O total de desempregados na RMSP em abril foi estimado em 1,230 milhão de pessoas, 54 mil a mais que em março

Renan Carreira, da Agência Estado,

29 de maio de 2013 | 09h56

A taxa de desemprego na Região Metropolitana de São Paulo (RMSP) subiu para 11,4% em abril, de 10,9% em março, segundo a Pesquisa de Emprego e Desemprego (PED) divulgada nesta quarta-feira, 29, pela Fundação Seade e o Departamento Intersindical de Estatística e Estudos Socioeconômicos (Dieese). 

A alta do desemprego no mês passado se deveu às quedas do nível de ocupação na Indústria de Transformação (-4,6% ou -75 mil postos de trabalho), no Comércio e Reparação de Veículos Automotores e Motocicletas (-1,0% ou -18 mil postos) e na Construção (-0,4% ou -3 mil postos). Houve elevação nos Serviços (0,4% ou mais 22 mil postos de trabalho).

O total de desempregados na RMSP em abril foi estimado em 1,230 milhão de pessoas, 54 mil a mais que em março. A taxa de participação (62,2%) não variou no período em análise.
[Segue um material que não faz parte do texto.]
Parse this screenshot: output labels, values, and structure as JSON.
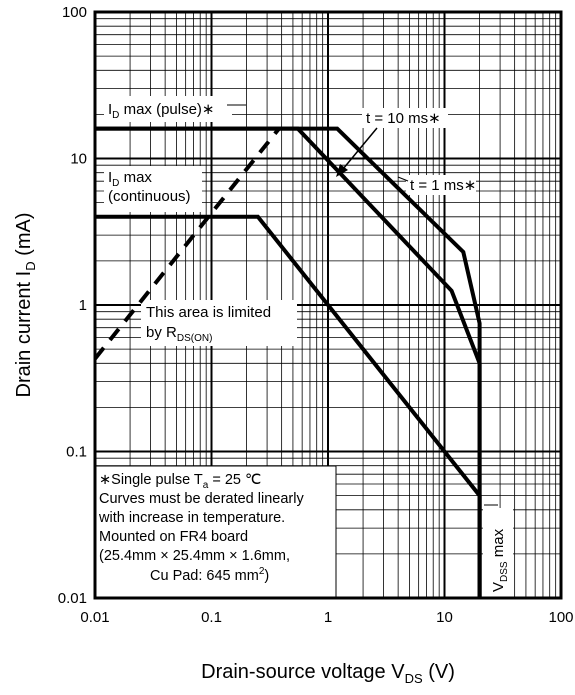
{
  "chart_data": {
    "type": "line",
    "title": "",
    "x_scale": "log",
    "y_scale": "log",
    "xlim": [
      0.01,
      100
    ],
    "ylim": [
      0.01,
      100
    ],
    "grid": true,
    "x_ticks": [
      "0.01",
      "0.1",
      "1",
      "10",
      "100"
    ],
    "y_ticks": [
      "0.01",
      "0.1",
      "1",
      "10",
      "100"
    ],
    "xlabel": {
      "text": "Drain-source voltage  V",
      "sub": "DS",
      "unit": "  (V)"
    },
    "ylabel": {
      "text": "Drain current  I",
      "sub": "D",
      "unit": "  (mA)"
    },
    "series": [
      {
        "name": "I_D max (continuous)",
        "points": [
          [
            0.01,
            4
          ],
          [
            0.25,
            4
          ],
          [
            20,
            0.05
          ],
          [
            20,
            0.01
          ]
        ]
      },
      {
        "name": "t = 10 ms",
        "points": [
          [
            0.01,
            16
          ],
          [
            0.55,
            16
          ],
          [
            11.5,
            1.25
          ],
          [
            20,
            0.4
          ],
          [
            20,
            0.01
          ]
        ]
      },
      {
        "name": "t = 1 ms",
        "points": [
          [
            0.01,
            16
          ],
          [
            1.2,
            16
          ],
          [
            14.5,
            2.3
          ],
          [
            20,
            0.75
          ],
          [
            20,
            0.01
          ]
        ]
      },
      {
        "name": "R_DS(ON) limit",
        "style": "dashed",
        "points": [
          [
            0.01,
            0.43
          ],
          [
            0.38,
            16
          ]
        ]
      }
    ],
    "annotations": {
      "id_pulse": {
        "text": "I",
        "sub": "D",
        "rest": " max (pulse)∗"
      },
      "id_cont": {
        "text": "I",
        "sub": "D",
        "rest": " max",
        "line2": "(continuous)"
      },
      "t10": "t = 10 ms∗",
      "t1": "t = 1 ms∗",
      "rds_line1": "This area is limited",
      "rds_line2": {
        "text": "by R",
        "sub": "DS(ON)"
      },
      "vdss": {
        "text": "V",
        "sub": "DSS",
        "rest": " max"
      }
    },
    "note": {
      "line1": {
        "text": "∗Single pulse T",
        "sub": "a",
        "rest": " = 25 ℃"
      },
      "line2": "Curves must be derated linearly",
      "line3": "with increase in temperature.",
      "line4": "Mounted on FR4 board",
      "line5": " (25.4mm × 25.4mm × 1.6mm,",
      "line6": {
        "text": "Cu Pad: 645 mm",
        "sup": "2",
        "rest": ")"
      }
    }
  }
}
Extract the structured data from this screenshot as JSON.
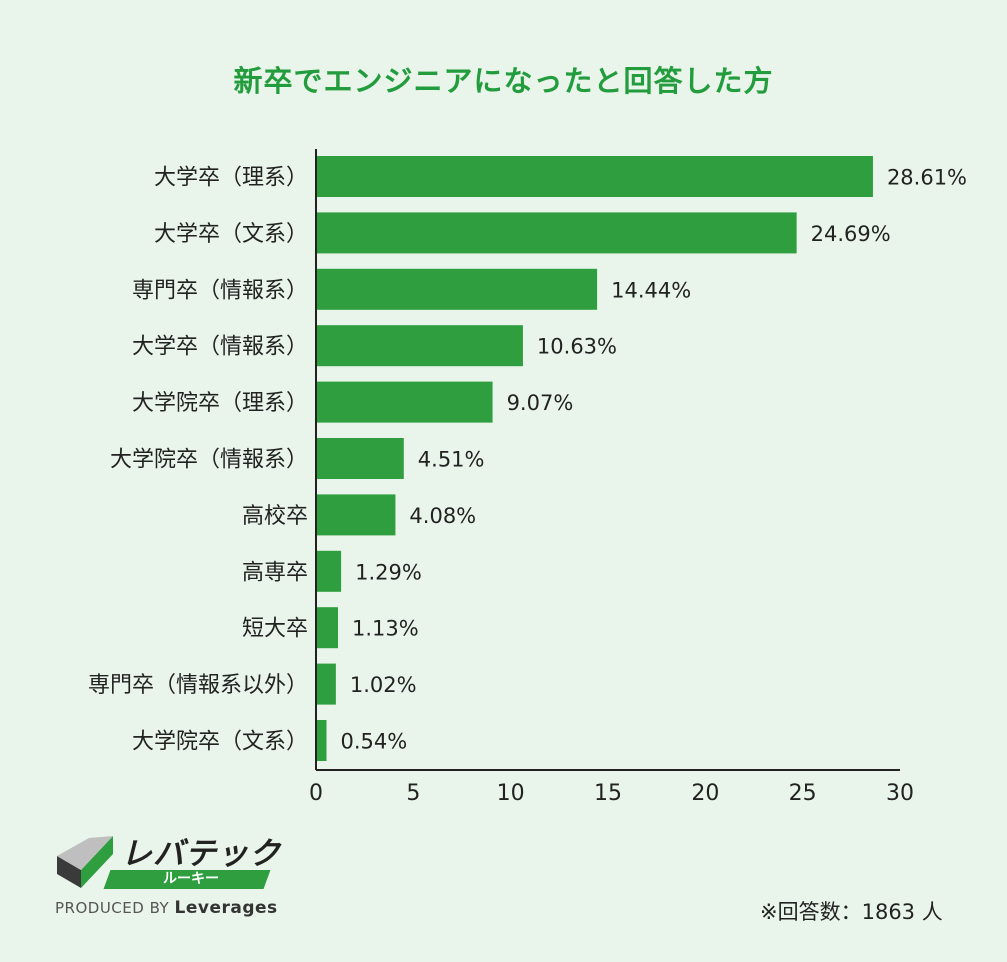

Ainda de acordo com a PED, o rendimento médio real dos ocupados na RMSP em março recuou 0,5% em relação a fevereiro, passando para R$ 1.705. Já a renda média real dos assalariados teve queda de 0,9%, para R$ 1.717.

Sete regiões

A taxa de desemprego no conjunto das sete regiões metropolitanas onde a Fundação Seade e o Dieese realizam a PED subiu em abril em relação a março, passando de 11% para 11,3% no período. De acordo com a Seade e o Dieese, o nível de ocupação nas regiões apresentou ligeira queda de 0,4%, com a eliminação de 80 mil postos de trabalho. A PED é realizada nas regiões metropolitanas do Distrito Federal, Belo Horizonte, Fortaleza, Porto Alegre, Recife, Salvador e São Paulo.

De acordo com a Seade e o Dieese, o nível de ocupação subiu no Distrito Federal (0,6%), em Belo Horizonte (0,5%) e no Recife (0,4%). Porém, o nível de ocupação caiu em Salvador (-2,1%), Fortaleza (-1,2%), São Paulo (-0,5%) e Porto Alegre (-0,4%).

Entre os setores avaliados, o nível ocupacional recuou na Indústria de Transformação (-3,4% ou -98 mil postos de trabalho) e no Comércio e Reparação de Veículos Automotores e Motocicletas (-1,2% ou -47 mil postos). Segundo a pesquisa, o nível ocupacional ficou relativamente estável nos Serviços (0,3% ou mais 34 mil postos) e na Construção (0,3% ou mais 4 mil postos).

O rendimento médio real dos ocupados nas sete regiões caiu 0,4% em março ante fevereiro, para R$ 1.583. A renda média real dos assalariados recuou 0,3% na mesma base de comparação, para R$ 1.622.